You are viewing a plain text version of this content. The canonical link for it is here.
Posted to users@kafka.apache.org by David Luu <ma...@gmail.com> on 2015/09/20 07:14:32 UTC

Suggestions on load testing a system that uses kafka as underlying message bus?

I'd like to generate load against a system we have that uses kafka as the
message bus. We have a custom JSON message format, and to properly load
test the system, each set of messages for a particular scenario (i.e. user)
needs to have a unique identifier, which it normally does.

I think of using record & playback technique to capture messages that
correspond to a few users. Then play back those messages to generate load
but to be realistic simulation and to scale up the load, I would:

* re-use the captured user set to simulate additional users to scale up #
of users against the system

* for original set of users and when scaling beyond that for more users, I
would dynamically replace the identifier in the captured messages with a
unique one generated at runtime for each user. also replacing anything else
that needs to like timestamps.

As such, this would have to be a scripted solution. I don't think there is
existing kafka-centric tool to assist with such testing is there?

If not, I'd likely have to build my own. In which case, my question is what
technology stack to use would be most suitable so that I can generate the
highest amount of load with the least amount of load generating
machines/hardware. Using threads, processes, or whatever. node.js, python,
scala, ruby, java, .net, etc.

thoughts, suggestions appreciated,
David

Re: Suggestions on load testing a system that uses kafka as underlying message bus?

Posted by David Luu <ma...@gmail.com>.
Thanks, Otis, I'll review the info there.

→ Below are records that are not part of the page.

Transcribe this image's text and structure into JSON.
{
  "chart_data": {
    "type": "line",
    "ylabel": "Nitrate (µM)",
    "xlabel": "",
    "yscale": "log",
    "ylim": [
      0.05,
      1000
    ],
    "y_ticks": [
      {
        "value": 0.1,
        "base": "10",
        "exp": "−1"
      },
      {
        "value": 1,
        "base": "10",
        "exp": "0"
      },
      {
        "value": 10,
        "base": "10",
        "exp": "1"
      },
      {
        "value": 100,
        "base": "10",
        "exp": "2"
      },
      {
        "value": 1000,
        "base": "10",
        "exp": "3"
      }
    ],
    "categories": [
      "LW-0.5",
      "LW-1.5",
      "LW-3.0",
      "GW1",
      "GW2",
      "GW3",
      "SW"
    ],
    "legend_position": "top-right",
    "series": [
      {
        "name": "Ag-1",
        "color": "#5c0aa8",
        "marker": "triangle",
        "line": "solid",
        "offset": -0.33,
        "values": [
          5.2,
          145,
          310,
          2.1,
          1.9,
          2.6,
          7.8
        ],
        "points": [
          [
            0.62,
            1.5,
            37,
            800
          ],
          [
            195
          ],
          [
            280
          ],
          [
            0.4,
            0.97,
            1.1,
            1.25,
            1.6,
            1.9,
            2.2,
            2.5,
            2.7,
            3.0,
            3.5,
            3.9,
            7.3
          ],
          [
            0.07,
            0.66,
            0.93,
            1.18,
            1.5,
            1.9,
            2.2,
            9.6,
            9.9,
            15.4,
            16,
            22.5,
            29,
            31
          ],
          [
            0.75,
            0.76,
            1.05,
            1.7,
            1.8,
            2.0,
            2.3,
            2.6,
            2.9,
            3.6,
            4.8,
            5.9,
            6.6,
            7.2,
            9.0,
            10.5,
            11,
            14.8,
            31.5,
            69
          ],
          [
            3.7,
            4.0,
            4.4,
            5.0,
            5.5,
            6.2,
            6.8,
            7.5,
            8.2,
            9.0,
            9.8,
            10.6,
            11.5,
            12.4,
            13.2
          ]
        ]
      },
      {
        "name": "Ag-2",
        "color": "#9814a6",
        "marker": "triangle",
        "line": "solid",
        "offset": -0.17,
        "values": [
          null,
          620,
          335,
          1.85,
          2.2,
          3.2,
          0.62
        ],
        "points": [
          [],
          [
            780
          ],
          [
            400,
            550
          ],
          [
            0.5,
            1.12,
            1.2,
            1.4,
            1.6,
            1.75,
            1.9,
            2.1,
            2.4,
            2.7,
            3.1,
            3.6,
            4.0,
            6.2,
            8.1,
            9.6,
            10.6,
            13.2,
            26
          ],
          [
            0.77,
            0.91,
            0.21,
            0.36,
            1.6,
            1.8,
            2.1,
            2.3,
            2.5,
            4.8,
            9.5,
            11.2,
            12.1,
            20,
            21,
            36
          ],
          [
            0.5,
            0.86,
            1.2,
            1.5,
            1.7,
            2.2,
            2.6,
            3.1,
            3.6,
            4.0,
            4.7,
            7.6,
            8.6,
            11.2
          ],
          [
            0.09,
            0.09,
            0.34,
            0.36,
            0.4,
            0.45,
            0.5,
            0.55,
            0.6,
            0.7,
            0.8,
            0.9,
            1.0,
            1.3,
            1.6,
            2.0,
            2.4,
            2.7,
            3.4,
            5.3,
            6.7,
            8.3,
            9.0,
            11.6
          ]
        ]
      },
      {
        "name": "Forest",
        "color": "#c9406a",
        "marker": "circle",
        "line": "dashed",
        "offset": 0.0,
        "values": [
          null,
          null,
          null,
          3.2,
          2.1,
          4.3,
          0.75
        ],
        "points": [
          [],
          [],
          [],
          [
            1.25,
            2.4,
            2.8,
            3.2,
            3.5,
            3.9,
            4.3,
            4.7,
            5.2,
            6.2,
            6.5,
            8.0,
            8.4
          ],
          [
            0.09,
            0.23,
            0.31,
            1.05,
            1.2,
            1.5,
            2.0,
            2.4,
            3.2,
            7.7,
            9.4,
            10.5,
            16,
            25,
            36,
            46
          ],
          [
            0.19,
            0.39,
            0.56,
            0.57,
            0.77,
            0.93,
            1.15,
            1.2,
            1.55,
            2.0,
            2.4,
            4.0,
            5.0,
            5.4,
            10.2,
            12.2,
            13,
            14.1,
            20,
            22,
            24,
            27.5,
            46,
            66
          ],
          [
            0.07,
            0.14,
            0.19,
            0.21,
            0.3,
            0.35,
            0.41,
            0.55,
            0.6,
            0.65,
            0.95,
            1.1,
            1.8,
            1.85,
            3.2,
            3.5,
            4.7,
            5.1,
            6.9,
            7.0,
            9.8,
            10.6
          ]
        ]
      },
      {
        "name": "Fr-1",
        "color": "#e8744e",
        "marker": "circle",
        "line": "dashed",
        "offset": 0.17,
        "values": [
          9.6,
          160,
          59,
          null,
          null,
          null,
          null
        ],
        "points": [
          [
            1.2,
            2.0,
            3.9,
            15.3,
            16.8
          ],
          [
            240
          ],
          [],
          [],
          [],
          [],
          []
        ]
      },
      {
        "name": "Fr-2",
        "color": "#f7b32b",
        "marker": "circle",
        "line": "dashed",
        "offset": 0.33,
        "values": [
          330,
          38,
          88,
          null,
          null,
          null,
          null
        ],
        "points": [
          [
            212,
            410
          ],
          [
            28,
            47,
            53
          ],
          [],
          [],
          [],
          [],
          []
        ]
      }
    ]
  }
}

Also, after posting the original message, I came across some kafka
extensions to popular industry (OSS) load test tools:

https://github.com/BrightTag/kafkameter

https://github.com/mnogu/gatling-kafka

they might be useful for tests that require customizations (rather than
standard benchmark tests).

On Sun, Sep 20, 2015 at 7:02 AM, Otis Gospodnetić <
otis.gospodnetic@gmail.com> wrote:

> Hi,
>
> A few pointers are in this Kafka user ML thread:
> http://search-hadoop.com/m/uyzND177HP92xnm4e
>
> Otis
> --
> Monitoring * Alerting * Anomaly Detection * Centralized Log Management
> Solr & Elasticsearch Support * http://sematext.com/
>
>
> On Sun, Sep 20, 2015 at 1:14 AM, David Luu <ma...@gmail.com> wrote:
>
> > I'd like to generate load against a system we have that uses kafka as the
> > message bus. We have a custom JSON message format, and to properly load
> > test the system, each set of messages for a particular scenario (i.e.
> user)
> > needs to have a unique identifier, which it normally does.
> >
> > I think of using record & playback technique to capture messages that
> > correspond to a few users. Then play back those messages to generate load
> > but to be realistic simulation and to scale up the load, I would:
> >
> > * re-use the captured user set to simulate additional users to scale up #
> > of users against the system
> >
> > * for original set of users and when scaling beyond that for more users,
> I
> > would dynamically replace the identifier in the captured messages with a
> > unique one generated at runtime for each user. also replacing anything
> else
> > that needs to like timestamps.
> >
> > As such, this would have to be a scripted solution. I don't think there
> is
> > existing kafka-centric tool to assist with such testing is there?
> >
> > If not, I'd likely have to build my own. In which case, my question is
> what
> > technology stack to use would be most suitable so that I can generate the
> > highest amount of load with the least amount of load generating
> > machines/hardware. Using threads, processes, or whatever. node.js,
> python,
> > scala, ruby, java, .net, etc.
> >
> > thoughts, suggestions appreciated,
> > David
> >
>

Re: Suggestions on load testing a system that uses kafka as underlying message bus?

Posted by Otis Gospodnetić <ot...@gmail.com>.
Hi,

A few pointers are in this Kafka user ML thread:
http://search-hadoop.com/m/uyzND177HP92xnm4e

Otis
--
Monitoring * Alerting * Anomaly Detection * Centralized Log Management
Solr & Elasticsearch Support * http://sematext.com/


On Sun, Sep 20, 2015 at 1:14 AM, David Luu <ma...@gmail.com> wrote:

> I'd like to generate load against a system we have that uses kafka as the
> message bus. We have a custom JSON message format, and to properly load
> test the system, each set of messages for a particular scenario (i.e. user)
> needs to have a unique identifier, which it normally does.
>
> I think of using record & playback technique to capture messages that
> correspond to a few users. Then play back those messages to generate load
> but to be realistic simulation and to scale up the load, I would:
>
> * re-use the captured user set to simulate additional users to scale up #
> of users against the system
>
> * for original set of users and when scaling beyond that for more users, I
> would dynamically replace the identifier in the captured messages with a
> unique one generated at runtime for each user. also replacing anything else
> that needs to like timestamps.
>
> As such, this would have to be a scripted solution. I don't think there is
> existing kafka-centric tool to assist with such testing is there?
>
> If not, I'd likely have to build my own. In which case, my question is what
> technology stack to use would be most suitable so that I can generate the
> highest amount of load with the least amount of load generating
> machines/hardware. Using threads, processes, or whatever. node.js, python,
> scala, ruby, java, .net, etc.
>
> thoughts, suggestions appreciated,
> David
>